Sometimes we let circumstances define us. This appears to be a mixture of the first two, but in reality it's just a passive or passive-aggressive version of defining ourselves. We simply react to what's going on around us, and let our emotions and instincts rule us. The result can be difficult to distinguish from an animal; at best it's merely pitiful. Do you know someone who's always angry, or always sad, or at least always emotional and incapable of doing much about it? Or someone who just drifts along? Or who at best is just never happy? Or mindlessly content? All of these people become ineffective in life, if not apparently useless. Who wants to live there? (I realize that sometimes these are symptomatic of deeper problems require counseling; that's another issue.)

We can let God define us. He made us and knows us inside and out, backward and forward, past present and future. He loves us, every last one of us, and wants the best for us. Who better to define us? Who better to tell us who we are, and how to become that person? It's not the easiest path. It's not always a fun path. But the result is infinitely better than the others, because it's the right path. We don't hit all those dead ends, sink in all those bogs, or end up as buzzard bait in the middle of the desert.

The title of this note (and opening lyrics) came from a song by the Who. A thorough band of heathens, they never the less came up with a profound image of the concept. Well into the song they say,

"God, there's got to be another way."

Presumably "God" in this context is just an exclamation of despair, an accidental prayer rather than an intentional one. But I love where they go with this.
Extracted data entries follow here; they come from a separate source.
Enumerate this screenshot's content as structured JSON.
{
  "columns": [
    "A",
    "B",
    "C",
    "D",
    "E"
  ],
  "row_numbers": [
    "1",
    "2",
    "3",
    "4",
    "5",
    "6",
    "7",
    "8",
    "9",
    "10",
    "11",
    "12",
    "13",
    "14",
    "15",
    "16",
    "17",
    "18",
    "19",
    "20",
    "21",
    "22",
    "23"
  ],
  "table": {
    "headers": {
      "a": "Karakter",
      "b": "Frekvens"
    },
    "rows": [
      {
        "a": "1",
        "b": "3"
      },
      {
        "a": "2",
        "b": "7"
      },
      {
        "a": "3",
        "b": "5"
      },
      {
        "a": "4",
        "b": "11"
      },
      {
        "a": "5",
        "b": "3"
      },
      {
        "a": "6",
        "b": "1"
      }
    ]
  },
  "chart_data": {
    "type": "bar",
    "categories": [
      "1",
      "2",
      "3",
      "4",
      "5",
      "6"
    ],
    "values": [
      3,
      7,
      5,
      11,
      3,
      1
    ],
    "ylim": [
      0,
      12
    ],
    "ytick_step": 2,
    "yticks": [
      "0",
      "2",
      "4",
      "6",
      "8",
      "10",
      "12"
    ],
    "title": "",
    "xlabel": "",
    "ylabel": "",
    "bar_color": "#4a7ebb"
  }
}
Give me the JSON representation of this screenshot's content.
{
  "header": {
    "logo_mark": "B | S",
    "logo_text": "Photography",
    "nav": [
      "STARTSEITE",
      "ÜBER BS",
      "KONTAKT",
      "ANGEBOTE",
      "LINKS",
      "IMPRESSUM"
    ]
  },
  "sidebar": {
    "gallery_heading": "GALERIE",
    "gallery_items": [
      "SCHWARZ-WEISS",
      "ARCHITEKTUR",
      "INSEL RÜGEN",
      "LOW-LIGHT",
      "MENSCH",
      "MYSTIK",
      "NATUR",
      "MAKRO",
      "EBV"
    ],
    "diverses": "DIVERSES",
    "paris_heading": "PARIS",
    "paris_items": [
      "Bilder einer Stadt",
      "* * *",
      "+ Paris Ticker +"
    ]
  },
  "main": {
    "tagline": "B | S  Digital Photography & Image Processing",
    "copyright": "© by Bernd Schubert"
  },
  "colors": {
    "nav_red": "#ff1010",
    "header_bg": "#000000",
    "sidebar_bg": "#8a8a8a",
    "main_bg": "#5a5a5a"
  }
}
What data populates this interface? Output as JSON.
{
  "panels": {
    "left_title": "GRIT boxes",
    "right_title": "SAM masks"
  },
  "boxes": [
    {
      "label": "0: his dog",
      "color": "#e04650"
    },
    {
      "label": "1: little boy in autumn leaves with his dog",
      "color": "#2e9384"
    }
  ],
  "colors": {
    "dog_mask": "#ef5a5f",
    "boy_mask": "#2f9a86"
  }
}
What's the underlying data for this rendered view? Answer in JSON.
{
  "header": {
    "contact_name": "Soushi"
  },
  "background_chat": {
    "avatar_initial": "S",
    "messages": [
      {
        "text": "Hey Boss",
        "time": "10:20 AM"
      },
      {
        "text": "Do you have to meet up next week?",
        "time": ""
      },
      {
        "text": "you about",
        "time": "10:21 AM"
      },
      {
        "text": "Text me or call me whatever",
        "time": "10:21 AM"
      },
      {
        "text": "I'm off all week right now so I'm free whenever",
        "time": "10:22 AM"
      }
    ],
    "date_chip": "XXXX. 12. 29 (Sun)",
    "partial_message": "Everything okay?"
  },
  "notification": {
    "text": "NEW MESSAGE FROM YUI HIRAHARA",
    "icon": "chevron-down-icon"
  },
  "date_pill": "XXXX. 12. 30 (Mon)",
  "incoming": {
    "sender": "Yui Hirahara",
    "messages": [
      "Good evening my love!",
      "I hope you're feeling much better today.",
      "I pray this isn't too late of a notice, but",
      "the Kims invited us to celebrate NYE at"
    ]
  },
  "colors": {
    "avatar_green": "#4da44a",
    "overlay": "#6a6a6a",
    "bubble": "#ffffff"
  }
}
"I know there's a place you walked
Where love falls from the trees
My heart is like a broken cup
I only feel right on my knees

"I spit out like a sewer hole
Yet still receive your kiss
How can I measure up to anyone now
After such a love as this?"


Wherever they were coming from, they summed it up nicely. So long as we try to define ourselves against the vast panorama of creation and God's glory, we can't measure up. But if we quit trying, and let the creator and the glorious one define us, then we recognize our place in that vast panorama, that glory, that kiss, "such a love as this". And we can not only be content with who we are, we can revel, rejoice, party in it-- and be right.